The Court DENIES Plaintiff’s request
for a protective order.
The Court GRANTS IN PART Plaintiff’s
request for monetary sanctions. Monetary sanctions in the amount of $610.00 are
to be paid to Plaintiff by Defendant and Defendant’s counsel, Jennifer Damon,
jointly and severally, within 30 days of the date of notice of this order.
Moving party is ordered to give notice.
Parties who intend to submit on this
tentative must send an email to the Court at SSCDEPT27@lacourt.org indicating
intention to submit on the tentative as directed by the instructions provided
on the court website at www.lacourt.org.
Please be advised that if you submit on the tentative and elect not to
appear at the hearing, the opposing party may nevertheless appear at the
hearing and argue the matter. Unless you
receive a submission from all other parties in the matter, you should assume
that others might appear at the hearing to argue. If the Court does not receive emails from the
parties indicating submission on this tentative ruling and there are no
appearances at the hearing, the Court may, at its discretion, adopt the
tentative as the final order or place the motion off calendar.
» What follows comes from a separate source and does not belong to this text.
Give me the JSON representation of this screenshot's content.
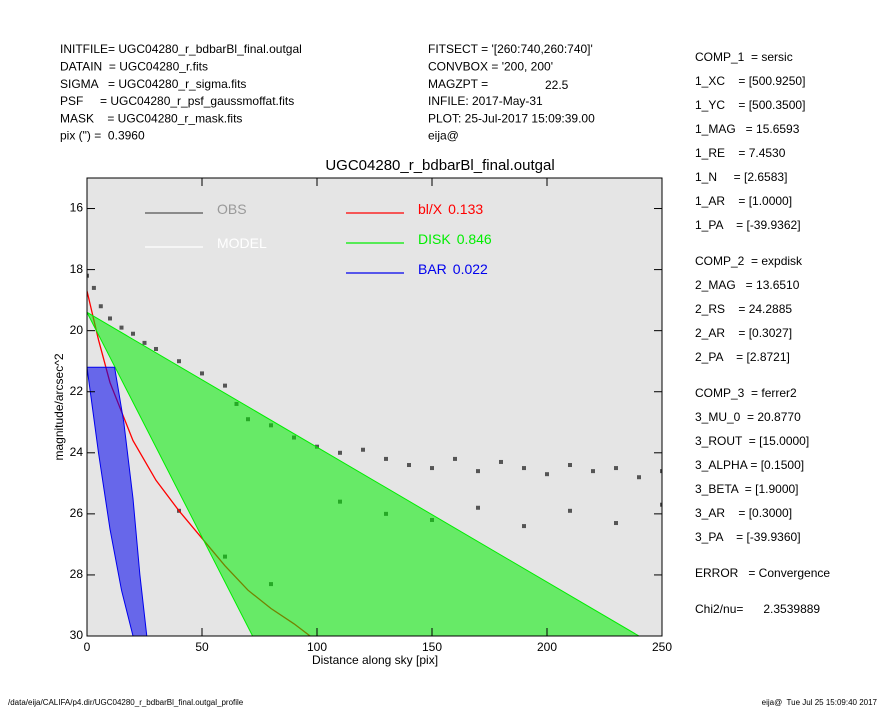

Dated this 23rd day of January 2024
|
|
|
|
|
Hon.
Lee S. Arian Judge of the Superior Court |
[1] Initially, the Court notes that Plaintiff’s motion is
brought pursuant to Code Civ. Proc. § 2025.450, which concerns the failure to
appear for deposition. Here, Defendant appeared for deposition but refused to
answer questions and produce documents. Defendant does not raise this issue in
opposition to the motion. The Court therefore will assess the merits of the
motion as the Court finds that Defendant has waived such argument. (Moulton
Niguel Water Dist. v. Colombo (2003) 111 Cal.App.4th 1210, 1215.)